Department of Cariology and Endodontics, Section for Clinical Oral Microbiology, Faculty of Health and Medical Sciences, Department of Odontology, University of Copenhagen, Copenhagen, Denmark.
Department of Computer Science, University of Copenhagen, Copenhagen, Denmark.
Acta Odontol Scand. 2023 Aug;81(6):422-435. doi: 10.1080/00016357.2022.2158929. Epub 2022 Dec 22.
To assess the efficiency of AI methods in finding radiographic features in Endodontic treatment considerations.
This review was based on the PRISMA guidelines and QUADAS 2 tool. A systematic search was performed of the literature on cases with endodontic treatments, comparing AI algorithms (test) versus conventional image assessments (control) for finding radiographic features.
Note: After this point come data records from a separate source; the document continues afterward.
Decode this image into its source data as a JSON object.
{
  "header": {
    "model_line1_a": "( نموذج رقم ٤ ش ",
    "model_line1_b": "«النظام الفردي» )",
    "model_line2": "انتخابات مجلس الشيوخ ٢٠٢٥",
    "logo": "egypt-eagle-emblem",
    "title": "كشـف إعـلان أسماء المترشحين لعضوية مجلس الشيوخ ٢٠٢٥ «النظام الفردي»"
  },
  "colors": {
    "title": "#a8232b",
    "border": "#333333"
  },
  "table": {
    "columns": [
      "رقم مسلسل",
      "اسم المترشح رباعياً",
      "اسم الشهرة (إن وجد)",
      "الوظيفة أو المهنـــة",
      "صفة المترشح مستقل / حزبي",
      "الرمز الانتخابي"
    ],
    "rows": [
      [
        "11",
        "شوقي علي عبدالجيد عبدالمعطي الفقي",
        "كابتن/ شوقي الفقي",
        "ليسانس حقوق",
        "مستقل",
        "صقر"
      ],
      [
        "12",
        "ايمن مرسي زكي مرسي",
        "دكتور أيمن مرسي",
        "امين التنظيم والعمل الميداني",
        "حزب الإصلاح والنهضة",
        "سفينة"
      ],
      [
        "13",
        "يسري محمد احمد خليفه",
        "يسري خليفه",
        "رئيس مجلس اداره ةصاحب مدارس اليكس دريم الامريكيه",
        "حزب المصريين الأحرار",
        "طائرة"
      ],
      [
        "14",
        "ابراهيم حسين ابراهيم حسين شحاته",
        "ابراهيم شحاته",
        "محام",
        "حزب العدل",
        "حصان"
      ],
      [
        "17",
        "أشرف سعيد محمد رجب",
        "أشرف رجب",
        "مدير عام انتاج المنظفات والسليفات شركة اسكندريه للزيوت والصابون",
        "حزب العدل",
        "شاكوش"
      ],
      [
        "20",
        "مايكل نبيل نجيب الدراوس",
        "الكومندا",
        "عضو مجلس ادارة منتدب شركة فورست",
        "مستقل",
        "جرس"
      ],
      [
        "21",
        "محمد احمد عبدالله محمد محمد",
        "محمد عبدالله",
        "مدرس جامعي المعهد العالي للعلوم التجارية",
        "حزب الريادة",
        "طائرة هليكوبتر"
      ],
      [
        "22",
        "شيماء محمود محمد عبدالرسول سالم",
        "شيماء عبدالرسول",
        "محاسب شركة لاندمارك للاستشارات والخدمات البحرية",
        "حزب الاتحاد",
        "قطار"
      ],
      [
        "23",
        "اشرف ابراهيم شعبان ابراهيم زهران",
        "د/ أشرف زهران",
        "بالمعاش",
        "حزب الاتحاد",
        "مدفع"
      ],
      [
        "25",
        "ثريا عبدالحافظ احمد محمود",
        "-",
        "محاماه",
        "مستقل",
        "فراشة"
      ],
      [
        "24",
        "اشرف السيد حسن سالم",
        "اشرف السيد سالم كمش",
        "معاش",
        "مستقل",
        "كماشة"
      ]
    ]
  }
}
The search was conducted in PubMed, Scopus, Google Scholar and the Cochrane library. Inclusion criteria were studies on the use of AI and machine learning in endodontic treatments using dental X-rays.
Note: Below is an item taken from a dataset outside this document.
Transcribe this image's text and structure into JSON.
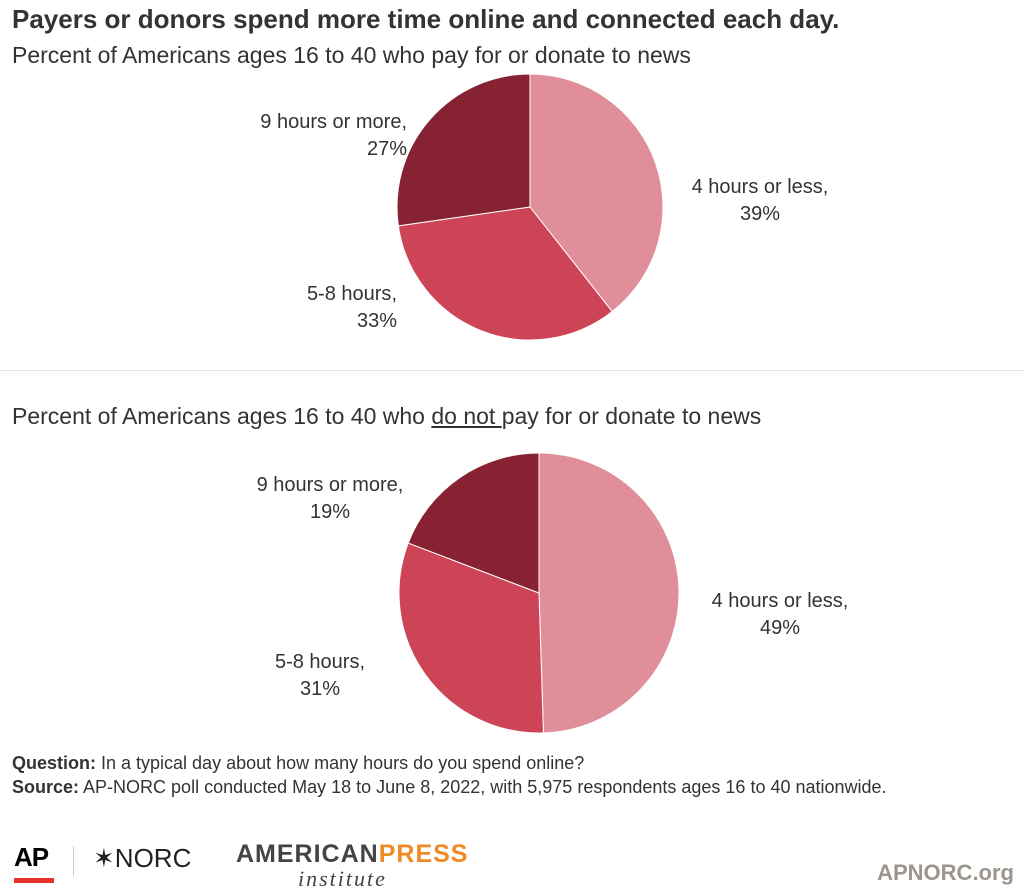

The initial search retrieved 1131 papers, from which 24 were included. High heterogeneity of the materials left out a meta-analysis. The reported subcategories were periapical lesion, vertical root fractures, predicting root/canal morphology, locating minor apical foramen, tooth segmentation and endodontic retreatment prediction. Radiographic features assessed were mostly periapical lesions. The studies mostly considered the decision of 1-3 experts as the reference for training their models. Almost half of the included materials campared their trained neural network model with other methods. More than 58% of studies had some level of bias.
AI-based models have shown effectiveness in finding radiographic features in different endodontic treatments. While the reported accuracy measurements seem promising, the papers mostly were biased methodologically.
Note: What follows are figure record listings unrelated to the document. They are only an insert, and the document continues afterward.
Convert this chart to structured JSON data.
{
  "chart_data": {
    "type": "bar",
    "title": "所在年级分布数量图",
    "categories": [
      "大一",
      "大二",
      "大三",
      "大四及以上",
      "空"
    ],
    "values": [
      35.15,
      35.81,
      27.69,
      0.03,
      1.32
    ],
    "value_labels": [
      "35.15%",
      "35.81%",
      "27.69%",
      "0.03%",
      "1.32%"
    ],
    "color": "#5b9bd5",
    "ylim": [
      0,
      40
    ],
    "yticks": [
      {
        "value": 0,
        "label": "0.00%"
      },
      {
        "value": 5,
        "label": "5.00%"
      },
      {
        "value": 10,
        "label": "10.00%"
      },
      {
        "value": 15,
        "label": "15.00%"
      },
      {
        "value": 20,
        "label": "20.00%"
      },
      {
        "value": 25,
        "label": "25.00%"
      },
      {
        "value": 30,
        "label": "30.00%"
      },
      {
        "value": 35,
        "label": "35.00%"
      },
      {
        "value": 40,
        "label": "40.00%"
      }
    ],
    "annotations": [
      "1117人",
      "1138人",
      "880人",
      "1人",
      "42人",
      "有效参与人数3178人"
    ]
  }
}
评估人工智能方法在寻找牙髓治疗考虑因素中的放射学特征方面的效率。
本综述基于 PRISMA 指南和 QUADAS 2 工具。对牙髓治疗病例的文献进行了系统检索,比较了人工智能算法(测试)与传统图像评估(对照)在寻找放射学特征方面的效果。检索范围包括 PubMed、Scopus、Google Scholar 和 Cochrane 图书馆。纳入标准为使用人工智能和机器学习在牙髓治疗中使用牙科 X 光的研究。
最初的搜索共检索到 1131 篇论文,其中 24 篇被纳入。由于材料的高度异质性,无法进行荟萃分析。报告的亚类包括根尖周病变、垂直根折、预测根管形态、定位微小根尖孔、牙齿分割和牙髓再治疗预测。评估的放射学特征主要是根尖周病变。这些研究大多将 1-3 位专家的决策作为训练模型的参考。几乎一半的纳入材料将其训练的神经网络模型与其他方法进行了比较。超过 58%的研究存在一定程度的偏倚。
基于人工智能的模型在寻找不同牙髓治疗中的放射学特征方面显示出了有效性。虽然报告的准确性测量似乎很有希望,但这些论文在方法学上大多存在偏差。